For some time now I’ve regularly written and spoken about the need to trust the Holy Spirit to give us understanding of scripture instead of turning to commentaries, study bibles and similar sources to find out what scripture “really means”.
My suggestion hasn’t often been received willingly, and some people have seen me as being opposed to the idea of teachers within the church – and since scripture clearly legitimizes the ministry of teachers, I’m obviously in the wrong.
But I am not opposed to the role of teachers when they are given their rightful place. There is an important need for genuine teachers of the word, especially to help new believers to mature in their faith, but also to inspire the mature believer to seek more understanding
So what is the problem? How SHOULD we respond to teachers, and how does this compare to the way that we DO respond to teachers?
The Bereans are often held up as the example we should follow, but how close do we follow what they did? And why were they so “noble” or “fair-minded”?
Firstly they listened to what was said, not rejecting it out of hand
Secondly they searched the scriptures daily to test the teaching.
How does this compare to today’s common practice?
What is the usual place currently given to teaching?
I’d suggest there has been a kind of reversal of authority. Where the Bereans heard the teaching and then turned to scripture for clarification and legitimisation of a teaching, it is more common today to turn to teachers to tell us what scripture (really) means – even to the extent of searching the teachers until we find one that gives an answer we want to hear.
That can take the following forms:
1) People never address scripture themselves, their main contact with scripture is via the teaching. In the past I fit this category. I was quite proficient at quoting texts to “prove” my doctrinal point, however, I later came to realise that I’d learned the texts from sermons from my favoured teachers and not from personal study of scripture. At “best” a hearer will use a bible to read the proof texts a preacher quotes , but will rarely look deeply enough into those texts to consider their biblical context. In my case, my knowledge of scripture came with the context given by the teaching and NOT its legitimate biblical context.
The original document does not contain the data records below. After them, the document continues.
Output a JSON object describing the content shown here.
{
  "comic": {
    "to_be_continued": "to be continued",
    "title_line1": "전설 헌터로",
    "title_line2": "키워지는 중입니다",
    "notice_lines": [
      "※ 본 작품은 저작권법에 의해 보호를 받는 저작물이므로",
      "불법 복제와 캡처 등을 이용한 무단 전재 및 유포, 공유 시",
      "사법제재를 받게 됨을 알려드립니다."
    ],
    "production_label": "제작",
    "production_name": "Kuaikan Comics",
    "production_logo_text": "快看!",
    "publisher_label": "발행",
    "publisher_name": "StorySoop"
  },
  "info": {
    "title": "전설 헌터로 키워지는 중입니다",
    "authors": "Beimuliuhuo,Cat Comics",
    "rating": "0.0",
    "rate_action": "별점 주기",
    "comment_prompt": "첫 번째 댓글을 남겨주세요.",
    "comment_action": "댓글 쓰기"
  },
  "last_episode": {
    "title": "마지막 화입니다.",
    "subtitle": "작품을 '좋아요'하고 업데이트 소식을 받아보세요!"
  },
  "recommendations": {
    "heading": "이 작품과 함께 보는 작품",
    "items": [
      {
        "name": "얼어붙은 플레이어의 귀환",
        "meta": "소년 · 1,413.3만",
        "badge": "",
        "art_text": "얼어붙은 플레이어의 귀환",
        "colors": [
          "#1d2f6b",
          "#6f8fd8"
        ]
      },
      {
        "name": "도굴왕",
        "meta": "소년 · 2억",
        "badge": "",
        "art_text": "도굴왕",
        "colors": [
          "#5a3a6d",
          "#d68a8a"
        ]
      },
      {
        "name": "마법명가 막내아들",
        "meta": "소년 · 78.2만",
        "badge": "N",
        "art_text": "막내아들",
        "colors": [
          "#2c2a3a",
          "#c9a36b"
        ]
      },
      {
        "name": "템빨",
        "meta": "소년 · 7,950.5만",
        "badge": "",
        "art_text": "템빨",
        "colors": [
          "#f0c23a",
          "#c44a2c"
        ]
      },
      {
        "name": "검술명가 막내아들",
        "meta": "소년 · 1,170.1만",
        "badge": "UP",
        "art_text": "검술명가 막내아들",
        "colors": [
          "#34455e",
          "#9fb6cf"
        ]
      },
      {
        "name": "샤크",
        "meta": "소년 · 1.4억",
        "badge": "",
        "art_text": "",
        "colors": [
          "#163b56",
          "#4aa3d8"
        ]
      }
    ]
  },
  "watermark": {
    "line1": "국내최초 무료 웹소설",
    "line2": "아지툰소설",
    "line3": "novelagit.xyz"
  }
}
2) People DO address scripture, but have a bible in one hand and a commentary in the other. Or even worse, they read from a “study bible”, paying more attention to the “explanatory” notes than to the actual biblical text. Instead of trusting the Holy Spirit to give understanding, He is ignored and replaced by man’s writings.
1) The Bereans turned to scripture to test the teaching.
2) Today many turn to teachers to “interpret” scripture.